La Périostite Tibiale

La Périostite Tibiale

La périostite

Une périostite, de quoi s’agit-il ? Les os sont recouverts d’une membrane richement innervée et vascularisée, appelée périoste, sur laquelle viennent s’insérer ligaments et tendons ; la périostite est l’inflammation de cette membrane.

 

La « périostite tibiale » relève de phénomènes de souffrance du périoste et des structures aponévrotiques qui s'insèrent sur le tibia ; qui peuvent avoir comme origine un choc direct sur la diaphyse tibiale ou une répétition de microtraumatismes entraînant une fragilisation des aponévroses musculaires sur leurs insertions tibiales, créée par une mauvaise diffusion des nombreuses ondes de choc générées à chaque foulée.

 

Cette pathologie est l’une des étiologies les plus courantes des douleurs aux jambes chez les sportifs, notamment les coureurs, les volleyeurs, les basketteurs, et les danseurs.

Examen clinique

À l’examen clinique, le praticien est face à un patient qui se plaint de douleurs mécaniques, à la course ou au moment des sauts, le plus souvent au niveau du rebord interne du tiers médian du tibia et sur quelques centimètres (contrairement à la fracture de fatigue, beaucoup plus localisée au niveau du tibia) ; jusqu’à l’apparition de douleurs qui peuvent survenir même pendant la marche et au repos, selon le stade de l’inflammation.

Une radiographie ou une scintigraphie osseuse pourront éventuellement être réalisées, pour différencier de la fracture de fatigue.

 

Facteurs favorisant la périostite tibiale

 - Un mauvais matériel : une chaussure non adaptée au pied du sportif, ainsi qu’une pratique sur des surfaces de terrains durs augmente les risques de périostite.


 - La qualité de la foulée.

 - Une mauvaise hydratation.

 - Une insuffisance du retour veineux : une circulation veineuse défaillante est un facteur pouvant favoriser l’apparition d’une périostite.
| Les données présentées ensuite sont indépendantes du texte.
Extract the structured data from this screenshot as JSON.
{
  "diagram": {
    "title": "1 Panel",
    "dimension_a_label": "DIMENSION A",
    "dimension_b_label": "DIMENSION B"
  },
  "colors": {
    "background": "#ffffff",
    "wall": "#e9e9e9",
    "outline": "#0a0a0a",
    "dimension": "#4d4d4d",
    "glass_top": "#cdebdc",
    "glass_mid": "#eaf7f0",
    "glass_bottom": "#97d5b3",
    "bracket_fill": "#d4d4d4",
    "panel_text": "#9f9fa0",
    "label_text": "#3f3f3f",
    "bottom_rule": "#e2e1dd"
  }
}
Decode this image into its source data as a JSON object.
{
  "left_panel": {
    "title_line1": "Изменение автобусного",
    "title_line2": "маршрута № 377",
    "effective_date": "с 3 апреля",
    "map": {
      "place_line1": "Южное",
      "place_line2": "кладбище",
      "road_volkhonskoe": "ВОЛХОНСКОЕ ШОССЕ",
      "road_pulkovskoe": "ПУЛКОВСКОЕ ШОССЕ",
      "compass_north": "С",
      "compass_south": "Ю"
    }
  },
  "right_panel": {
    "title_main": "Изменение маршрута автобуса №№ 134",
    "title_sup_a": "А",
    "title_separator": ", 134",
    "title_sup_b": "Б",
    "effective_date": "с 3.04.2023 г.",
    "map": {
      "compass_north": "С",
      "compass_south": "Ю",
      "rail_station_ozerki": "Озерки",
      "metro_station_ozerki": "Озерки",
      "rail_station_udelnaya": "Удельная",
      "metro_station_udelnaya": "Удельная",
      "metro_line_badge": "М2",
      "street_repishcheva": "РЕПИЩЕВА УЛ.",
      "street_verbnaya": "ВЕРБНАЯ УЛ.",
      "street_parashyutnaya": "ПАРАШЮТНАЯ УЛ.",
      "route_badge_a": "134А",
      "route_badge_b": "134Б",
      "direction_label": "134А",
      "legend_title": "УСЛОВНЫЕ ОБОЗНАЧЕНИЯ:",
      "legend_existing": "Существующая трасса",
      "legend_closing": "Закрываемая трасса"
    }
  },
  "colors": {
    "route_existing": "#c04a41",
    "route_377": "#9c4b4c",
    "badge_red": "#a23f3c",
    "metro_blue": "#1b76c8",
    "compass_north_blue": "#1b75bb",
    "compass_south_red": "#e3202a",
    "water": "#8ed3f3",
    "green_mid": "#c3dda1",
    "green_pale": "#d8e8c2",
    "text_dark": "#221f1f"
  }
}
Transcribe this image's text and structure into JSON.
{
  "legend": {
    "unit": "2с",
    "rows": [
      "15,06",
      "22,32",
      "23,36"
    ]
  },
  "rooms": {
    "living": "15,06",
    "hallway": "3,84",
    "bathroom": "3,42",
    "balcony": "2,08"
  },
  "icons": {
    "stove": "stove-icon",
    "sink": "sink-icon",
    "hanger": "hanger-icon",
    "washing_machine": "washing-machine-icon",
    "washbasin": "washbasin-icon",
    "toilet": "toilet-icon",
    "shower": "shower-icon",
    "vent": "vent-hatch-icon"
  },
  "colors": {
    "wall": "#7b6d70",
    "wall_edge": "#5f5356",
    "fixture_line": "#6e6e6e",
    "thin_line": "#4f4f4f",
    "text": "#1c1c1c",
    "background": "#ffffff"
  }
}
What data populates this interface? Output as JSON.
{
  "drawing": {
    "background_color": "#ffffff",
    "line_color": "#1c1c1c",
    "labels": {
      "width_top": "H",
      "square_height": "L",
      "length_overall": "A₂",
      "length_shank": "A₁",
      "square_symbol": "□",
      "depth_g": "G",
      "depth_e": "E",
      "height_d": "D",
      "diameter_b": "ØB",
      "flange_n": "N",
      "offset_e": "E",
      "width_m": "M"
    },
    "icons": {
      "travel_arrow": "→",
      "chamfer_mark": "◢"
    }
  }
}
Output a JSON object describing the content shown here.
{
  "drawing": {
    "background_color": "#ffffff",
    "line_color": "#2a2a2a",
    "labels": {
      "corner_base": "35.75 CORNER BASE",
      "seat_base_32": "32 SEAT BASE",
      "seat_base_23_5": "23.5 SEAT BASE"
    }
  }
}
Dans ce cas, on peut conseiller au patient le port de chaussettes ou manchons de compression pour la pratique sportive.

 - Un sommeil de mauvaise qualité.

 - Un surpoids.

 - Une infection à distance.

 

Prise en charge kinésithérapique

La durée de récupération peut se situer entre 3 et 6 semaines, selon le niveau d’atteinte.

 

Les deux premières semaines

 - Repos : arrêt de l’activité sportive.onde de choc


 - Electrothérapie : utilisation notamment du Gate control, dans un but antalgique.

 - Ondes de choc : elles permettent une action défibrosante des tissus et une hypervascularisation ; qui vont favoriser une augmentation du métabolisme local, pour une meilleure cicatrisation.

 - Cryothérapie locale à visée anti-inflammatoire et antalgique d’environ 20 à 30 minutes.

 - Massage transverse profond (MTP) de Cyriax.

 - Massage profond avec une crème de massage neutre des différentes loges musculaires contracturées en fonction du siège de la périostite.

 - K-Taping® afin de soulager les tractions musculaires exercées sur le périoste.

 - Étirements passifs doux des muscles hypertoniques.

À partir de la troisième semaine

 

On rajoutera au travail précédent :

 - Renforcement progressif des muscles hypotoniques.

 - Etirements en charge par exemple en posture de chevalier servant.

 

étirements

 

De la quatrième à la sixième semaine

 

 - Travail proprioceptif : travail des appuis antérieurs sur différents types de plans.

 - Sous réserve de la disparition des douleurs à la marche, on introduit la course sur trampoline, le footing sur sol mou, les sauts à pieds joints, la corde à sauter… jusqu’à la reprise d’une activité sportive sans douleur.

Conclusion

En dehors de cette prise en charge kinésithérapique, il sera très important d’accompagner le patient sportif de manière globale :

 - L’orienter vers un podologue (qui envisagera une correction avec des semelles absorbantes, ou des talonnettes de silicone…).

 - Le conseiller concernant son programme de reprise d’entraînement (de préférence sur un sol plutôt souple).

 - Lui rappeler les bonnes règles d’hygiène de vie au niveau nutritionnel, au niveau hydratation, et qualité de sommeil.


 - Le sensibiliser sur l’importance d’un bon échauffement avant l’effort et d’une bonne séance d’étirements après l’effort.